Across approaches, effective implementation hinges on careful benchmark design, rigorous validation against historical knowledge constraints, and a balance between computational feasibility with historical fidelity.
When trained exclusively on temporally bounded corpora, History LLMs offer something genuinely new: scalable and systematic tools for reconstructing historical “thought worlds.” They allow researchers to explore how people in the past might have reasoned under uncertainty, without importing modern hindsight into historical analysis.
Looking Ahead
In 1985, Steve Jobs speculated that one day software might allow us to “ask Aristotle a question and get an answer.” What once sounded like science fiction now seems within reach.
History LLMs are not replacements for historians. However, they represent a new set of tools and instruments that can deepen our understanding of the past, allowing us to scale long-standing historical research in new ways. They also hold out the promise of extending measures of attitudes and beliefs backwards in time, in a rigorous and quantifiable way, through the training of time-locked LLMs.
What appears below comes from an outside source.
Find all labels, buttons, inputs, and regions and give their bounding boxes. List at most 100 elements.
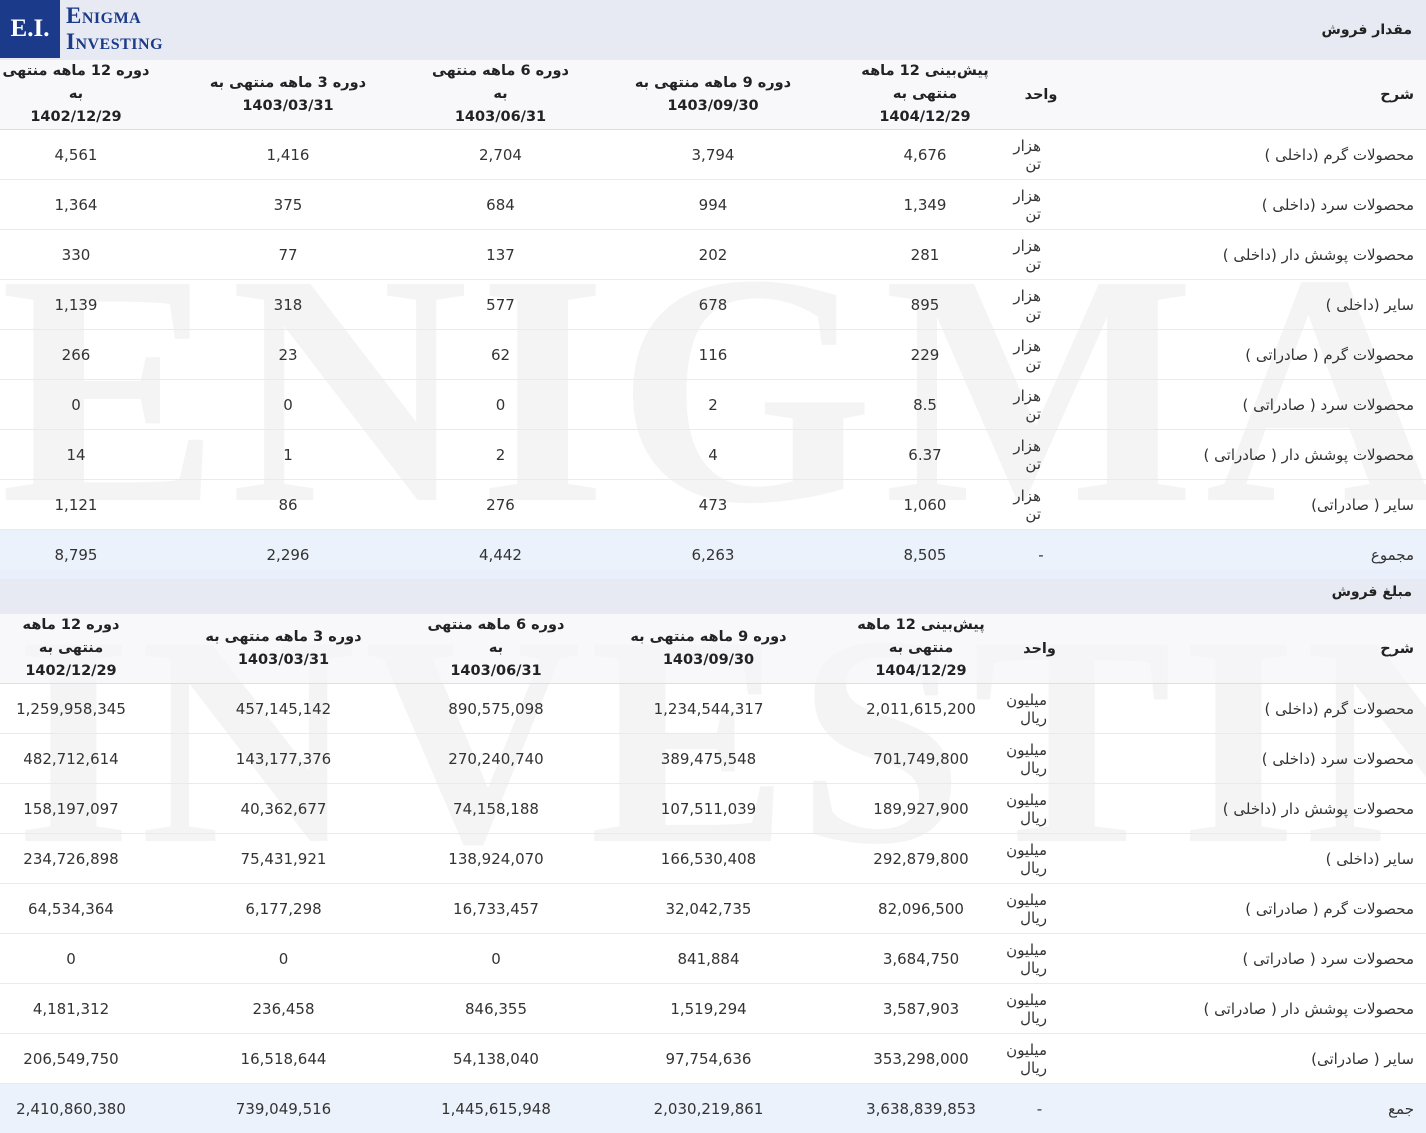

The Zurich workshop made one thing clear: the field is moving fast, but the most exciting work lies ahead. Measuring the past, conceptualising historical reasoning, and implementing time-locked models are all steps toward a new kind of historical inquiry.
[1] See e.g. Jens Ludwig, Sendhil Mullainathan, and Ashesh Rambachan, “Large Language Models: An Applied Econometric Framework,” NBER Working Paper 33344 (2025), https://doi.org/10.3386/w33344.
[2] See e.g. recent X contributions by @Teknium, @victormustar and @JonhernandezIA.
[3] Leopold von Ranke: „wie es eigentlich gewesen“ [how it actually was]
Daniel Göttlich is a Predoctoral Fellow at the University of Zurich with a particular interest in applying machine learning and language modelling to historical data. His research lies at the intersection of political economy, economic history, and cultural economics.
Dominik Loibner is a Research Fellow at the University of Zurich, working at the intersection of cultural economics, political economy, and economic history, with a focus on large-scale historical data and the application of machine learning techniques.
Hans-Joachim Voth is UBS Foundation Professor of Economics at the University of Zurich and Scientific Director of the UBS Center for Economics in Society. His research spans economic history, political economy, and cultural economics, with growing applications of computational social science. He has contributed extensively to research on Europe’s long-run economic development. His work also examines cultural persistence and change, including national identity, social networks, and extremist ideology, and more recently applies vision AI to large-scale U.S. yearbook data to study long-run trends in individualism.